I can literally feel my shoulders folding inward with embarrassment. This is not the kind of attention I like.

“Yeah, snogging, necking,” El says, joining in

“Copping off,” is Brin’s inclusion.

“Tonsil tennis.” Now it’s Primrose’s turn.

“I always liked smooching myself,” Polly offers.

“No need to tell us that,” Whit murmurs, earning him a slap to his arm. “Go on, Lavender, you have a go.”

Lavender’s eyes flick up, and just when I think she’s about to tell him where to go, she utters, “Sucking face.”

“Eww, but also, good one!” Primrose could literally outsunshine me!

“I suppose that just leaves me and you,” Heather says, turning to her husband.

“We could always go for a demonstration,” he answers, leaning closer only to find the meat of Heather’s palm in the middle of his forehead.

“Not happening,” she sing-songs. “Canoodling,” she adds, turning to the gallery of her siblings. “Your turn, husbot.”

“Swapping spit,” he answers with an unrepentant grin.

“Well, they all sound like making out,” I agree, then give a tiny shrug. “Some nicer than others, but all are first base, I guess.”

“What base constitutes a little over the shirt action, then?” Whit toys with the stem of his wineglass and the look he’s wearing makes me want to melt in my chair.

“I feel like they’ve had this conversation before,” Prim says with a quiet chuckle.

“Purely in the interests of US-British relations, right, Mimi?” If you’d just stop purring your words, Whit, people might not be so suspicious.

“Second base,” I rush on, finding I have to swallow over my suddenly swollen tonsils, “is action all above the waist.”

“Under the shirt or over?” Brin asks. “See, snogging Priya was strictly over.” He makes a grabbing motion with his hand, throwing in a honking sound just for laughs.

Lavender isn’t so amused and makes a disgusted noise. “No wonder Priya changed her pronouns.”
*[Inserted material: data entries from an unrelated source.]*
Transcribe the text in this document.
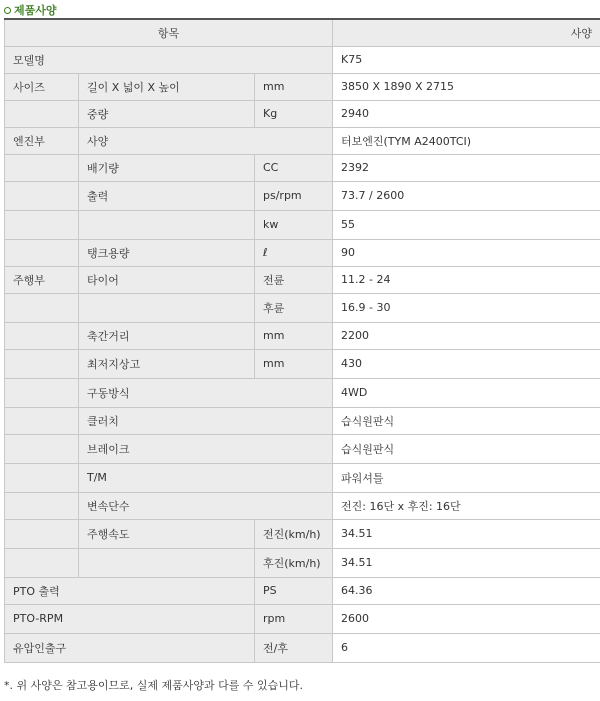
제품사양
항목			사양
모델명			K75
사이즈	길이 X 넓이 X 높이	mm	3850 X 1890 X 2715
	중량	Kg	2940
엔진부	사양		터보엔진(TYM A2400TCI)
	배기량	CC	2392
	출력	ps/rpm	73.7 / 2600
		kw	55
	탱크용량	ℓ	90
주행부	타이어	전륜	11.2 - 24
		후륜	16.9 - 30
	축간거리	mm	2200
	최저지상고	mm	430
	구동방식		4WD
	클러치		습식원판식
	브레이크		습식원판식
	T/M		파워셔틀
	변속단수		전진: 16단 x 후진: 16단
	주행속도	전진(km/h)	34.51
		후진(km/h)	34.51
PTO 출력		PS	64.36
PTO-RPM		rpm	2600
유압인출구		전/후	6
*. 위 사양은 참고용이므로, 실제 제품사양과 다를 수 있습니다.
“She did?” Brin seems surprised.

“Yes, they’re now they slash them,” Lavender murmurs. “I wonder if the experience with you left its mark.”

“Is that Lavender cracking a funny?” El presses a pondering finger to his chin. “It’s amazing what life you find when you put your phone down, eh?”

“Leave her alone,” Whit mutters, topping up his mother’s glass. His very happy mother’s glass who has made so many references to how wonderful it is to have almost all her children around her. “More wine, Mimi?” He holds the bottle over my glass in anticipation. I rest my hand over it with a shake of my head.

“But you’ve only had a glass,” El protests.

“It is lovely, but I’m not a big drinker.” I reach for my water glass instead as my mother’s voice echoes in my head. Everything in moderation, Mimi. I’m pretty sure an overload of meat and veggies won’t kill me this once.

“Think she’s nodded off with her eyes open?”

El’s joking tone brings me back to the moment. “Food coma,” I say, lifting my water. “Just a mini one.”

Thankfully, the Whittington clan seem to have lost interest in any explanation regarding the rest of the bases, though I’m not done myself as I slip off my shoe and stretch my foot out. I can’t quite reach third base, but I can run my toes up Whit’s leg. Why? Because I have had so much fun today. I’m so happy he ignored my arguments and persuaded me to tag along.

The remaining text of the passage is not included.